April, April. Kok, saya senang banget, ya? Bukan karena April Mop yang terkenal sedunia itu. Bukan! Melainkan sebulan ini, saya nggak usah masuk kuliah.
Horeee... Aduh, senengnya nggak usah belajar berlembar-lembar materi yang hanya sepertiganya saja saya pahami.
Lagian, habis banyak ujian minggu terakhir di bulan Maret, saya serasa pasrah bongkokan dengan nilai beberapa mata kuliah yang dipastikan anjlok karena memang jawaban yang saya tulis ngalor-ngidul. Bahasa Jerman mah susah. Enakan bahasa Indonesia. Tapinya, mana bisa? Makanya males kuliah untuk sementara waktu. Istirahat. Beruntung sekali ada jadwal praktek.

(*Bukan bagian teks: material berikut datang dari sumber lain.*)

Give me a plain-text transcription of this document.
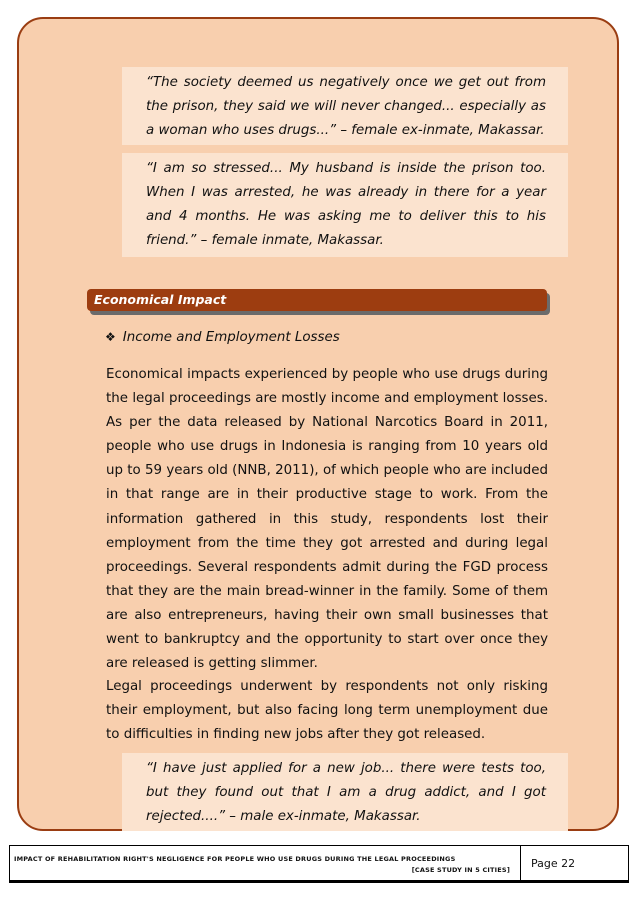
“The society deemed us negatively once we get out from the prison, they said we will never changed... especially as a woman who uses drugs...” – female ex-inmate, Makassar.
“I am so stressed... My husband is inside the prison too. When I was arrested, he was already in there for a year and 4 months. He was asking me to deliver this to his friend.” – female inmate, Makassar.
Economical Impact
❖ Income and Employment Losses
Economical impacts experienced by people who use drugs during the legal proceedings are mostly income and employment losses. As per the data released by National Narcotics Board in 2011, people who use drugs in Indonesia is ranging from 10 years old up to 59 years old (NNB, 2011), of which people who are included in that range are in their productive stage to work. From the information gathered in this study, respondents lost their employment from the time they got arrested and during legal proceedings. Several respondents admit during the FGD process that they are the main bread-winner in the family. Some of them are also entrepreneurs, having their own small businesses that went to bankruptcy and the opportunity to start over once they are released is getting slimmer.
Legal proceedings underwent by respondents not only risking their employment, but also facing long term unemployment due to difficulties in finding new jobs after they got released.
“I have just applied for a new job... there were tests too, but they found out that I am a drug addict, and I got rejected....” – male ex-inmate, Makassar.
IMPACT OF REHABILITATION RIGHT'S NEGLIGENCE FOR PEOPLE WHO USE DRUGS DURING THE LEGAL PROCEEDINGS
[CASE STUDY IN 5 CITIES] Page 22
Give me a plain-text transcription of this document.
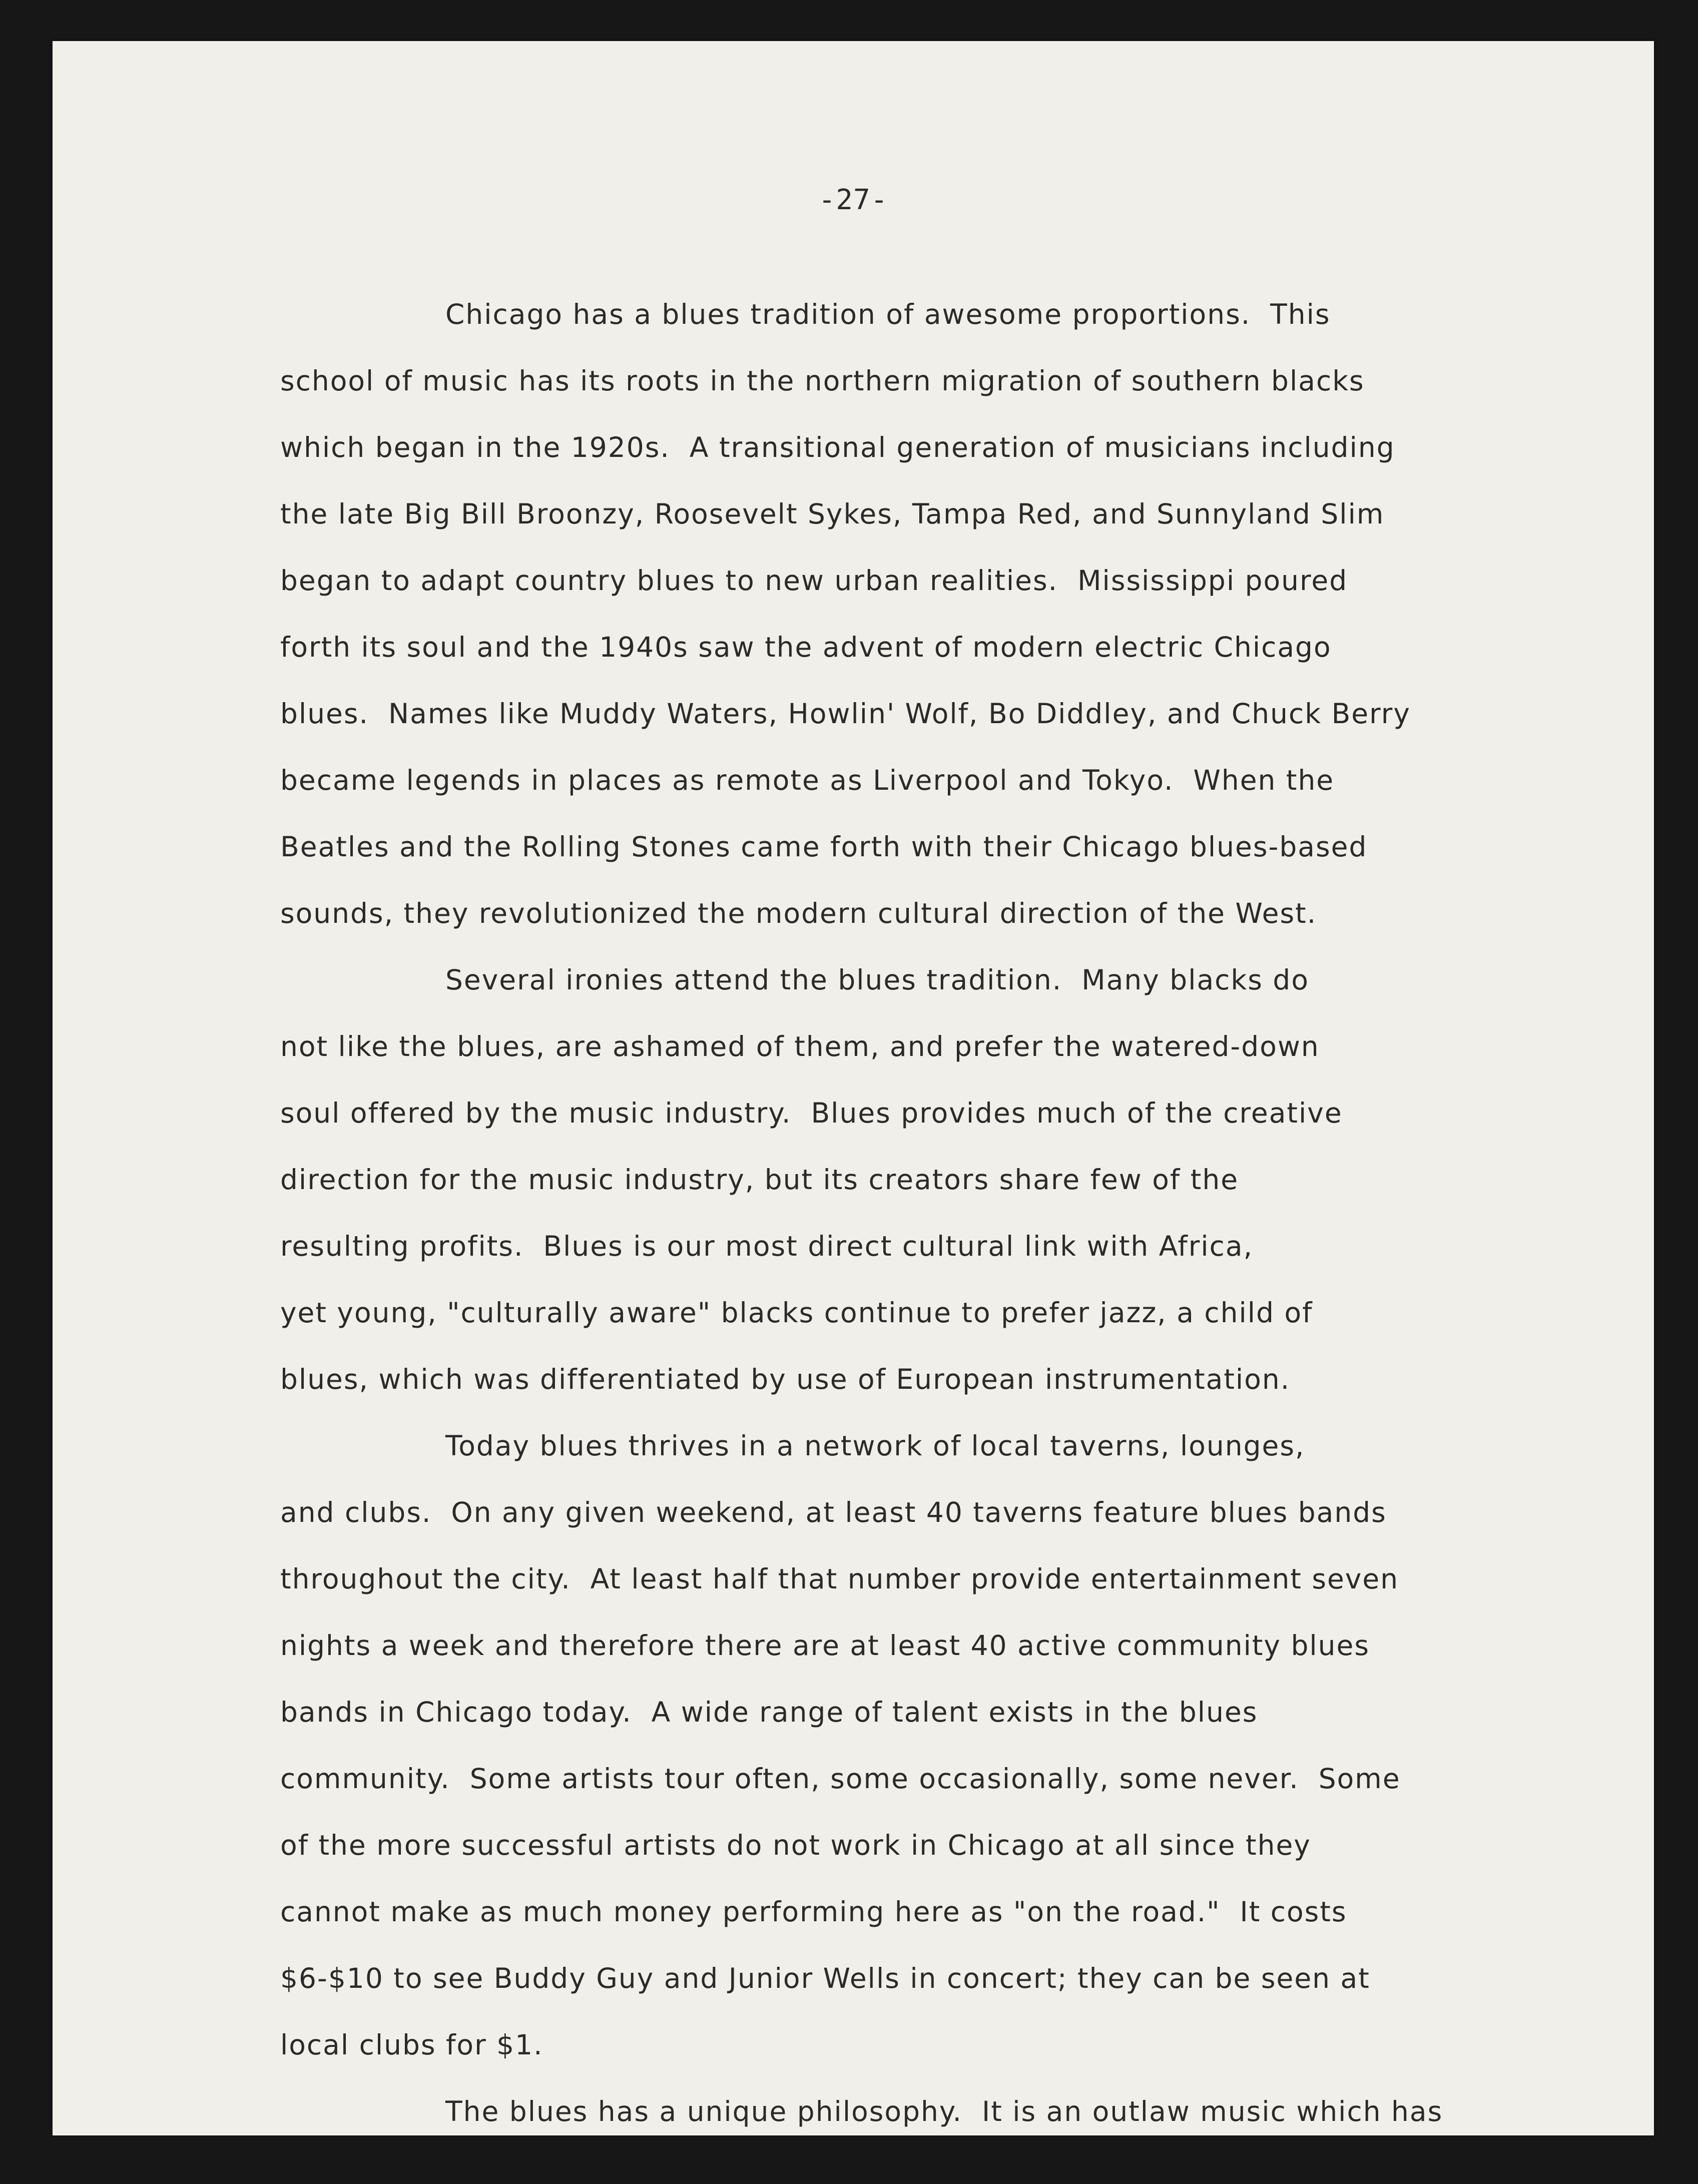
-27-
Chicago has a blues tradition of awesome proportions.  This
school of music has its roots in the northern migration of southern blacks
which began in the 1920s.  A transitional generation of musicians including
the late Big Bill Broonzy, Roosevelt Sykes, Tampa Red, and Sunnyland Slim
began to adapt country blues to new urban realities.  Mississippi poured
forth its soul and the 1940s saw the advent of modern electric Chicago
blues.  Names like Muddy Waters, Howlin' Wolf, Bo Diddley, and Chuck Berry
became legends in places as remote as Liverpool and Tokyo.  When the
Beatles and the Rolling Stones came forth with their Chicago blues-based
sounds, they revolutionized the modern cultural direction of the West.
Several ironies attend the blues tradition.  Many blacks do
not like the blues, are ashamed of them, and prefer the watered-down
soul offered by the music industry.  Blues provides much of the creative
direction for the music industry, but its creators share few of the
resulting profits.  Blues is our most direct cultural link with Africa,
yet young, "culturally aware" blacks continue to prefer jazz, a child of
blues, which was differentiated by use of European instrumentation.
Today blues thrives in a network of local taverns, lounges,
and clubs.  On any given weekend, at least 40 taverns feature blues bands
throughout the city.  At least half that number provide entertainment seven
nights a week and therefore there are at least 40 active community blues
bands in Chicago today.  A wide range of talent exists in the blues
community.  Some artists tour often, some occasionally, some never.  Some
of the more successful artists do not work in Chicago at all since they
cannot make as much money performing here as "on the road."  It costs
$6-$10 to see Buddy Guy and Junior Wells in concert; they can be seen at
local clubs for $1.
The blues has a unique philosophy.  It is an outlaw music which has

Selama bulan April, saya hanya diwajibkan untuk bekerja di taman kanak-kanak selama seminggu dan di sebuah sekolah dasar di desa sebelah selama 3 minggu.
Sebagai salah satu mahasiswi jurusan Ilmu Pendidikan Sosial kampus kota sebelah, program dual, saya memang harus kuliah dan harus bekerja. Namanya juga dikasih uang saku, ada semangatttt. Dan April ini, hanya bekerja, catat!
Bagaimana caranya mencari tempat magang SD di Jerman?
Trauma dengan masa lalu mencari tempat magang di taman kanak-kanak. Di mana dari tujuh TK, nggak ada satupun yang menerima saya. Barusan lamaran kedelapan langsung diterima.
Iya, di tempat saya bekerja sekarang ini. Gampang-gampang susah memang untuk mendapatkan kepercayaan orang Jerman. Itu sebagai pengejawantahan peribahasa "Was der Bauer nicht kennt, frisst er nicht" (Petani Jerman tidak memakan apa yang tidak biasa dimakan).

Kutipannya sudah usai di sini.